Friday, June 22, 2012

St. John the Baptist June 24th

In the Eastern tradition, icons of John often show him with angel's wings. This is because of the book of Malachi. "Behold, I will send my messenger, and he shall prepare the way before me: and the Lord, whom ye seek, shall suddenly come to this temple, even the messenger of the covenant, whom ye delight in: behold, he shall come, saith the LORD of hosts." (Malachi 3:1)

The term "My messenger" is actually the name of the book and of the prophet whose words are recorded in it. Malachi (מלאכי) means "my messenger" or "my angel." This is significant, because Malachi was thought of as the last of the prophets, not last as in final, but the last to have appeared. The book is telling us that the final Old Covenant prophet, the true Malachi, will appear. So we see the ending of the book, the last part of chapter 4: "Behold, I will send you Elijah the prophet before the coming of the great and dreadful day of the LORD: And he shall turn the heart of the fathers to the children, and the heart of the children to their fathers, lest I come and smite the earth with a curse."

But, we know that the prediction about Elijah referred, rather, to the one whose coming would be "in the spirit and power of Elijah." So we hear the words of Gabriel to the priest Zechariah, John's father: "And he shall go before him in the spirit and power of Elias, to turn the hearts of the fathers to the children, and the disobedient to the wisdom of the just; to make ready a people prepared for the Lord." (Luke 1:17) This is why our Lord said, "Elias truly shall first come, and restore all things. But I say unto you, That Elias is come already, and they knew him not, but have done unto him whatsoever they listed. Likewise shall also the Son of man suffer of them. Then the disciples understood that he spake unto them of John the Baptist." (Matt. 17:11-13. I have never understood why so many Eschatology enthusiasts simply don't believe what Jesus said).

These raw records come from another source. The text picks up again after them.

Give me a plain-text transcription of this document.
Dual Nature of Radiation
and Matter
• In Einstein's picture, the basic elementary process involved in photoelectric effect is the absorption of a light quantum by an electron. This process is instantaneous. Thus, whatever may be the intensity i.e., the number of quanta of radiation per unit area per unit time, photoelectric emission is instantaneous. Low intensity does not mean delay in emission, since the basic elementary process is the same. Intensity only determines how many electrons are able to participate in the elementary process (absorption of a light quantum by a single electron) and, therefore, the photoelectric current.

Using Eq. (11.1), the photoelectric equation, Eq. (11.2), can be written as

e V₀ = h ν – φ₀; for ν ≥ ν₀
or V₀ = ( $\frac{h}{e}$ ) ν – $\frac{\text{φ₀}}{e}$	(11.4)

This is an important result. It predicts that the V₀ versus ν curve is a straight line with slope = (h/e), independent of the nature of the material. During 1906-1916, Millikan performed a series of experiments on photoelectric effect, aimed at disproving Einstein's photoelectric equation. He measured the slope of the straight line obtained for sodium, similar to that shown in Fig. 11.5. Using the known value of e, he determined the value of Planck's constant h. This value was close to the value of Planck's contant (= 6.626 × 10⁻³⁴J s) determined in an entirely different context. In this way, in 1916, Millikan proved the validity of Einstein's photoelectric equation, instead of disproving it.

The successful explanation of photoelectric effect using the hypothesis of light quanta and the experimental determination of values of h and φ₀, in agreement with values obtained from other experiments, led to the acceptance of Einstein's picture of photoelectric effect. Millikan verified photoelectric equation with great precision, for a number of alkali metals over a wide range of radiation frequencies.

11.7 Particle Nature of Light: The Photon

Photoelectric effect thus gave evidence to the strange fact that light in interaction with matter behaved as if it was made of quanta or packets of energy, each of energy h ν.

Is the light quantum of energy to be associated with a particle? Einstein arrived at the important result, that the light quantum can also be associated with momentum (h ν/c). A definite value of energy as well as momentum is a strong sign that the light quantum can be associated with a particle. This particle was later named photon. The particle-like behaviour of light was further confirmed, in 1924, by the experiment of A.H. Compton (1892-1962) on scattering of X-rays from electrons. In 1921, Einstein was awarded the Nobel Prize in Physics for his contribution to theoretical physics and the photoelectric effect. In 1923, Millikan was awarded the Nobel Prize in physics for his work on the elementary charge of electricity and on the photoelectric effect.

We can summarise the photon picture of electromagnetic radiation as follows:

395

John's parallel with Elijah is stunning. Ahab and Jezebel could not kill Elijah, but the Ahab and Jezebel of John's day, Herod and Herodius, "have done unto him whatsoever they listed." John turned the hearts of the people back to the God of their fathers, just as Elijah had done when confronting the prophets of Ba'al (I Kings chapter 18, especially v.37: "Hear me, O LORD, hear me, that this people may know that thou art the LORD God, and that thou hast turned their heart back again."). This was done by restoring the hearts of the children to the fathers, a unique phrase in scripture since it is the only verse with the commentary, or interpretation, of an angel from heaven. To have our hearts turned to the fathers means that they are turned to "the wisdom of the just."

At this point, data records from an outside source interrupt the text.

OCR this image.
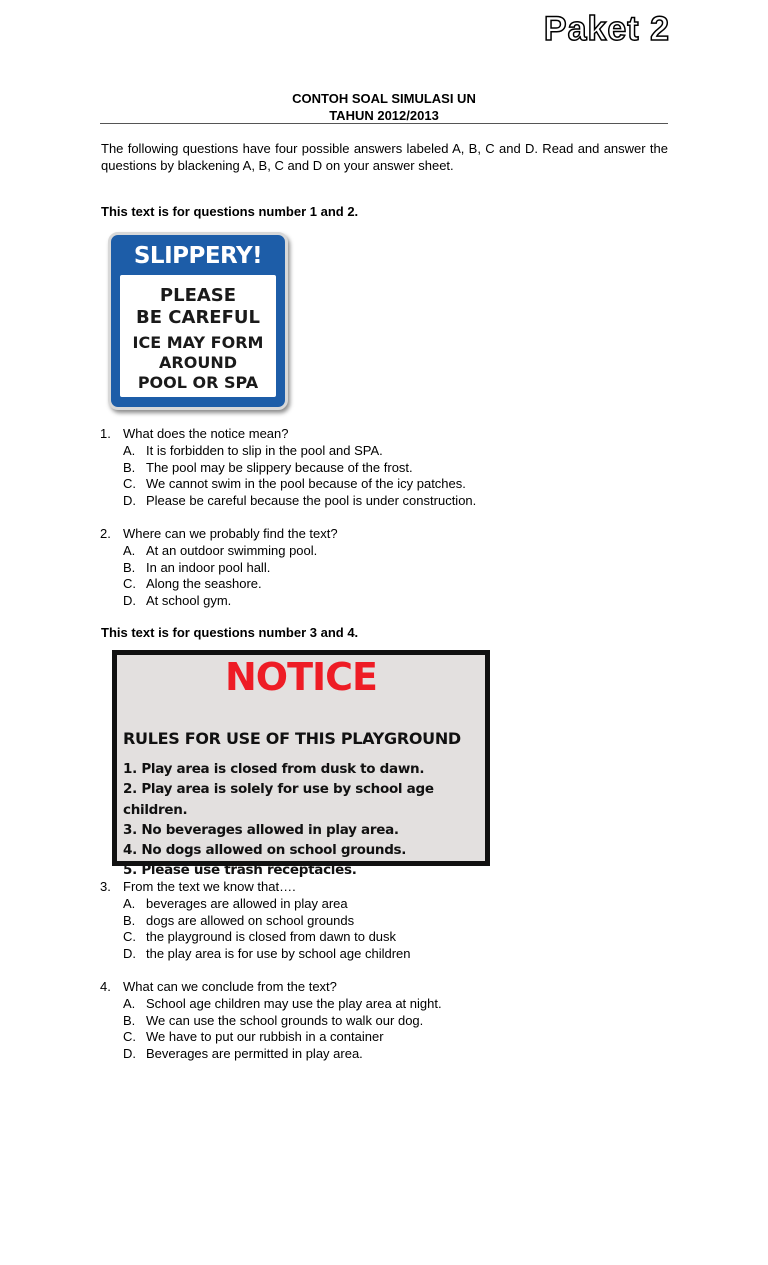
Paket 2
CONTOH SOAL SIMULASI UN
TAHUN 2012/2013
The following questions have four possible answers labeled A, B, C and D. Read and answer the questions by blackening A, B, C and D on your answer sheet.
This text is for questions number 1 and 2.
SLIPPERY!
PLEASE
BE CAREFUL
ICE MAY FORM
AROUND
POOL OR SPA
1. What does the notice mean?
A. It is forbidden to slip in the pool and SPA.
B. The pool may be slippery because of the frost.
C. We cannot swim in the pool because of the icy patches.
D. Please be careful because the pool is under construction.
2. Where can we probably find the text?
A. At an outdoor swimming pool.
B. In an indoor pool hall.
C. Along the seashore.
D. At school gym.
This text is for questions number 3 and 4.
NOTICE
RULES FOR USE OF THIS PLAYGROUND
1. Play area is closed from dusk to dawn.
2. Play area is solely for use by school age children.
3. No beverages allowed in play area.
4. No dogs allowed on school grounds.
5. Please use trash receptacles.
3. From the text we know that….
A. beverages are allowed in play area
B. dogs are allowed on school grounds
C. the playground is closed from dawn to dusk
D. the play area is for use by school age children
4. What can we conclude from the text?
A. School age children may use the play area at night.
B. We can use the school grounds to walk our dog.
C. We have to put our rubbish in a container
D. Beverages are permitted in play area.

To be turned to the wisdom of the just, to the fathers, requires the humility that it takes to learn from those who have known God and have gone before us. It means to learn from the Tradition that teaches the meaning of scripture, rather than arrogantly dismissing it in favor of our own ideas. To echo Hooker, this is the Reason and wisdom of the Church with her authority, having passed on to us the scriptures along with the key to understanding them. 
It means to accept the "democracy of the dead" as G.K. Chesterton put it: "Tradition means giving votes to the most obscure of all classes, our ancestors. It is the democracy of the dead. Tradition refuses to submit to that arrogant oligarchy who merely happen to be walking around." - Orthodoxy, 1908

It means also that Christians bend an obedient ear to learn from those whose office it is to teach the word of God. "Obey them that have the rule over you, and submit yourselves: for they watch for your souls, as they that must give account, that they may do it with joy, and not with grief: for that is unprofitable for you." (Hebrews 13:17) Even if you really think the priest to be unworthy, bend your ear when he teaches the word of God.

John's baptism, the ritual bath from the Law of Moses, was applied to every Jewish person who came to him to confess and repent, and be forgiven. This ritual bath, baptism, was part of the process of conversion for Gentiles to Judaism, to wash away uncleanness. His message to his own people was clear: Convert back to the God of your fathers. John was a priest by birth, but his life away from the earthly temple in Jerusalem, as a prophet in the wilderness, spoke of the New Covenant that was soon to be established in the blood of the Son of God (Hebrews 8:13). A people prepared for the Lord will not be harmed by his Presence when the Lord suddenly comes to his temple, that new place where "we have an altar" (Hebrews 13:10). Rather, they will feed on Him as the food and drink of eternal life. 


Jack Miller said...

Thank you Fr. Hart. A nutritious teaching to begin the day with.


Canon Tallis said...

I wonder how many Anglicans forgot to celebrate the saint's day last Sunday and did that after Trinity instead? And would they have the courage to confess it?

Canon Tallis said...

And just who mugged poor St. Peter? Or is he out of style today with Anglicans?